Although best known as a ceramic decorator and as the founder of the Rookwood Pottery Company in Cincinnati, Maria Longworth Nichols Storer experimented with metal between 1897 and 1900. Storer created small- and largescale decorative objects made of tin with copper and silver electroplated surfaces while living in Brussels and in Madrid. She employed Yosakichi Asano, a metalworker from Kanazawa, Japan, to assist with the metal fabrication techniques. Before donating the works to the Art Museum, she displayed many of them at the 1900 Universal Exposition in Paris, where they received a gold medal.

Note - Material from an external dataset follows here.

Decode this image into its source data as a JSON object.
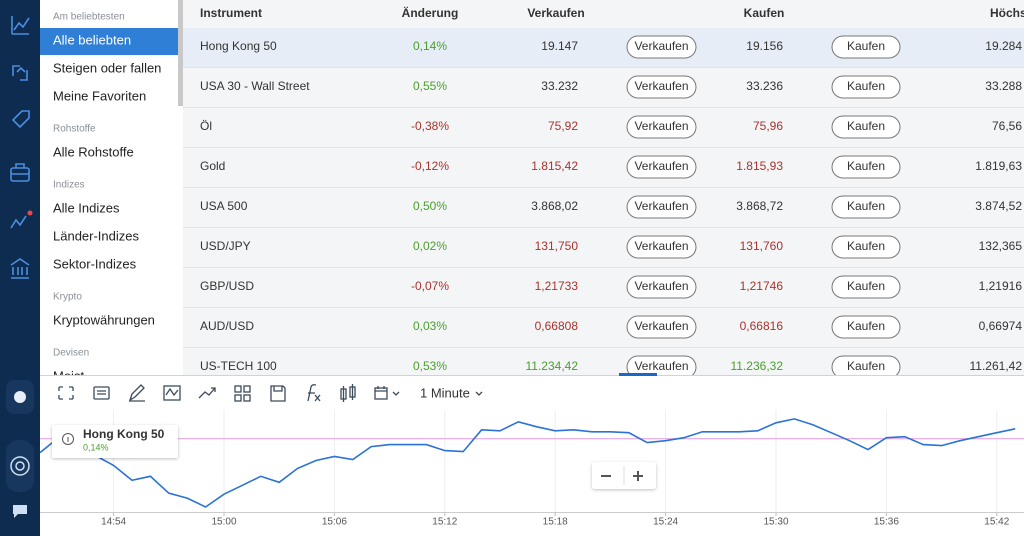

The decorative subject matter is derived from classical, Art Nouveau, and Japanese sources, especially the latter. Storer’s fascination with the grotesque, seen in her earlier pottery designs, is evidenced further in her metalwork. Many of the objects’ surfaces are decorated with monkeys and grotesque aquatic animals, enhanced with patination and with encrusted pearls and semiprecious stones. Such treatment of the decorative motifs produced a body of work with richly textured surfaces and a three-dimensional, sculptural quality.
Although Maria Longworth Nichols Storer referred to these as her “bronzes”, recent examination by Art Museum conservators revealed that they are not bronze at all, but rather electroplated tin–a much easier and cheaper medium compared to bronze.